The moon nature is like a sponge, absorbing feelings from the environment and sensing the needs of those close by. This is quite appropriate in regard to one’s family and closest loved ones and, most of all, oneself; it is an essential component of self-awareness. By nature, moon has the capacity to absorb wisdom from the environment, the soul, and from Source.

Great wisdom is to be gained through staying connected to one’s own needs and feelings. Many people in our culture have lost touch with their own emotional intelligence and have become predominantly rationalized and mentally dominated by their mind awareness. In the case of someone whose moon is “flipped” into the right side of the aura, however, one’s emotional sensors are tuned to the feelings of the great variety of people one meets in everyday life. This imbalance can become overwhelming and depleting.

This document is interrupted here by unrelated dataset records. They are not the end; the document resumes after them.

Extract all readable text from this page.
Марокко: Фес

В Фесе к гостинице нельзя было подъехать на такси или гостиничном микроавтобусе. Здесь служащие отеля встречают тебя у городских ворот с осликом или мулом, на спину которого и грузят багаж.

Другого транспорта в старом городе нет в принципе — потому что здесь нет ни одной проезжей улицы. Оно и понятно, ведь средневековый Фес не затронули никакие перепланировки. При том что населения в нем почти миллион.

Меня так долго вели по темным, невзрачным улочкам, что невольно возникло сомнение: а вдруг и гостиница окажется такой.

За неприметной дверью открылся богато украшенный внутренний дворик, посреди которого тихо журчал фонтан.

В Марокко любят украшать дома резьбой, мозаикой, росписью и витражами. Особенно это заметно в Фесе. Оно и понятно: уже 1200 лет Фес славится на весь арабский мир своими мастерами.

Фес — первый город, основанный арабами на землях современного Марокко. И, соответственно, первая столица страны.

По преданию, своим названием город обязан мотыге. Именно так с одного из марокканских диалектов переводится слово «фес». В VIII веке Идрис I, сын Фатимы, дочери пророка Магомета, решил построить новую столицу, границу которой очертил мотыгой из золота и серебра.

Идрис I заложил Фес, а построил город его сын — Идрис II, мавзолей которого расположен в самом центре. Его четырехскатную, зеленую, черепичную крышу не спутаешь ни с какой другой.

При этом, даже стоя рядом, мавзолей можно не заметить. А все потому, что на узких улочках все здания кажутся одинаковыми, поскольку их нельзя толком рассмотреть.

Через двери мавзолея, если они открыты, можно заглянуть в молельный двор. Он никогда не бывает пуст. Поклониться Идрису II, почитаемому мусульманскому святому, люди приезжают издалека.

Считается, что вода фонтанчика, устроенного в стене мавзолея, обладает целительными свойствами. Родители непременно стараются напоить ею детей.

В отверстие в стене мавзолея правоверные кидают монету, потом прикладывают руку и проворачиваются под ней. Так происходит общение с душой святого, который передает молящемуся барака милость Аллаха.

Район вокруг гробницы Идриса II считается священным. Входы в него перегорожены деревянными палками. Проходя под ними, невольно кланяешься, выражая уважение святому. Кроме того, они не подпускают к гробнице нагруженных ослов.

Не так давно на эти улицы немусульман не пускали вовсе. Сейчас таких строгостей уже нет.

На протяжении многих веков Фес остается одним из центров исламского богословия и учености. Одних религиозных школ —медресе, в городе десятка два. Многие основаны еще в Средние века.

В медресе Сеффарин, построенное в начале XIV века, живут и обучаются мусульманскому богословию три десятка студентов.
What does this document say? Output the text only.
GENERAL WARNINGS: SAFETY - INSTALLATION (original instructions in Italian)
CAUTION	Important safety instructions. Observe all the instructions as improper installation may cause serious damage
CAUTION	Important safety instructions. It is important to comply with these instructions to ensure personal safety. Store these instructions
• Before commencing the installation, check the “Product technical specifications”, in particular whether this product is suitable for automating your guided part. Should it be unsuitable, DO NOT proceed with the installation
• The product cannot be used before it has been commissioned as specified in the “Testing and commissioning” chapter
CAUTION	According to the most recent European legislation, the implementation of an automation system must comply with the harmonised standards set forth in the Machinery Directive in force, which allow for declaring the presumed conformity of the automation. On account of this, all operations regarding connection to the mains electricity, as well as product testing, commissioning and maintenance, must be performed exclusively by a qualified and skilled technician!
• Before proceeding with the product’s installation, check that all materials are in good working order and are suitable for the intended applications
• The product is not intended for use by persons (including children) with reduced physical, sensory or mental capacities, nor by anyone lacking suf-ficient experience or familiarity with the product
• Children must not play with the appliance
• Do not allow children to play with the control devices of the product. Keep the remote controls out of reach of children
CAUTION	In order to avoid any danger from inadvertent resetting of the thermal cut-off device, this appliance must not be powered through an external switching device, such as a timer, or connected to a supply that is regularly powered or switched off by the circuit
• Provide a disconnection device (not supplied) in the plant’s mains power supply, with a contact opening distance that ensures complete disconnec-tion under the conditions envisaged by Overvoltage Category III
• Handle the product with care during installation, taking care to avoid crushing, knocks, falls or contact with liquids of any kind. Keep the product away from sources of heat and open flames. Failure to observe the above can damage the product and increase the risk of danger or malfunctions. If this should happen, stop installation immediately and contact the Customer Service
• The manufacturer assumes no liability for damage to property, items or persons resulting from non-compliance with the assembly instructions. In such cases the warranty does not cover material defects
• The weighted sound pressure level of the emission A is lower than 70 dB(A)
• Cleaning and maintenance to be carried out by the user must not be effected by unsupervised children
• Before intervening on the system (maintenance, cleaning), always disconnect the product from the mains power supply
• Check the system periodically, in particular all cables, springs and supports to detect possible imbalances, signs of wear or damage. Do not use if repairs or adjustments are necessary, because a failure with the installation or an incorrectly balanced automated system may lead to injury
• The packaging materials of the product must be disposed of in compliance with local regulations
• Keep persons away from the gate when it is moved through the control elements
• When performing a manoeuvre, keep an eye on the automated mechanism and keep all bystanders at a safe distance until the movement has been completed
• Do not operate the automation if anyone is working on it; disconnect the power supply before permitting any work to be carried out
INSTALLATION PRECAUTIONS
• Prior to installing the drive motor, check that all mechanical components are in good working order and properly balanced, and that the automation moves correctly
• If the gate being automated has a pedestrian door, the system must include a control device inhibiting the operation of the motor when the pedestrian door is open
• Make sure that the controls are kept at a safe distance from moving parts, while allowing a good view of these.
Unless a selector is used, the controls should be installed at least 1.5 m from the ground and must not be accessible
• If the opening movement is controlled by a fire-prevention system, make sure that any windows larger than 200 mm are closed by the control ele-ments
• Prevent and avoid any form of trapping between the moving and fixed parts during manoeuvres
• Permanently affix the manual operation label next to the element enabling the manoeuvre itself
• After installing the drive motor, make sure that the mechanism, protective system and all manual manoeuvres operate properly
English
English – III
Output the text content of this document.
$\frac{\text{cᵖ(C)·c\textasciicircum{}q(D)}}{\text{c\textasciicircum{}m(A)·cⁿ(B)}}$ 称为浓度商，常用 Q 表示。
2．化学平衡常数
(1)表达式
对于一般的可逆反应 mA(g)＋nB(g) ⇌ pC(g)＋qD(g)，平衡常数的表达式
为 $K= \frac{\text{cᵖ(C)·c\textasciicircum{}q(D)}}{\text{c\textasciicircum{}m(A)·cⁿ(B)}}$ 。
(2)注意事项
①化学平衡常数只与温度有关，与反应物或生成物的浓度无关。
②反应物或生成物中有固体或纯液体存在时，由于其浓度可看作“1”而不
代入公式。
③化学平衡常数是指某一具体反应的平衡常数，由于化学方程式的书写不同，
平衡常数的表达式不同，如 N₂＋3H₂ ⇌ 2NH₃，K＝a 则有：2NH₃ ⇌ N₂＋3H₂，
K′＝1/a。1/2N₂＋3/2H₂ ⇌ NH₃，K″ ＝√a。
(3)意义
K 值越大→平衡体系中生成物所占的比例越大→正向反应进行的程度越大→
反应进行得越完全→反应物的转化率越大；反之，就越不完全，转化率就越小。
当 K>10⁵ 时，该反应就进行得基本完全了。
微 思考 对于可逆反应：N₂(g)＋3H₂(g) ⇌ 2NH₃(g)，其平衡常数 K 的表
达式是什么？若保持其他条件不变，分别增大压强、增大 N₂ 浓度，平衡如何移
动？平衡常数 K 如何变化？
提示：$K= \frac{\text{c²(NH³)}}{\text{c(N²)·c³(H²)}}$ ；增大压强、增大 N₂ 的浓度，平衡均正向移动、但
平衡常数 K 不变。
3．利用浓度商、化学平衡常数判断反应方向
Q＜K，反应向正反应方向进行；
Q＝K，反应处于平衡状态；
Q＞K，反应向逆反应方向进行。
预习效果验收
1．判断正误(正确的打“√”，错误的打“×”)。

It is natural to one’s moon nature to support and nurture the object of one’s sensitivity and emotional awareness. By reserving this sensibility predominantly for one’s inner world, one can stay connected to one’s own life purpose and inner wisdom. With this faculty intact, it is possible to move out into life and support others without losing connection to one’s own needs and one’s own agenda.

Energy flows naturally into one’s passion, authentic life goals, and meaningful activities—one’s “Sun.” Thus abundant energy and joy characterize one’s passion. You can distinguish activity arising from one’s authentic passion and that which is in a “moon”-predominated response to one’s environment, by the joy and the vitality that you experience in what you are involved in, as opposed to fatigue and a sense of obligation.

To uplift and support others is indeed noble, but it is important to discern whether this truly arises from your passion. When it does, follow Jackie’s example by committing and persevering. The kids she served benefited from her steady focus and her ability to bring all the players into the picture and to value each person’s contribution. She was content with a background role, holding everything together when the key players were in flux. It took years, but in the end, she and her colleagues succeeded in bringing school-based health care to Oregon, where they remain to this day in over 60 schools and school districts.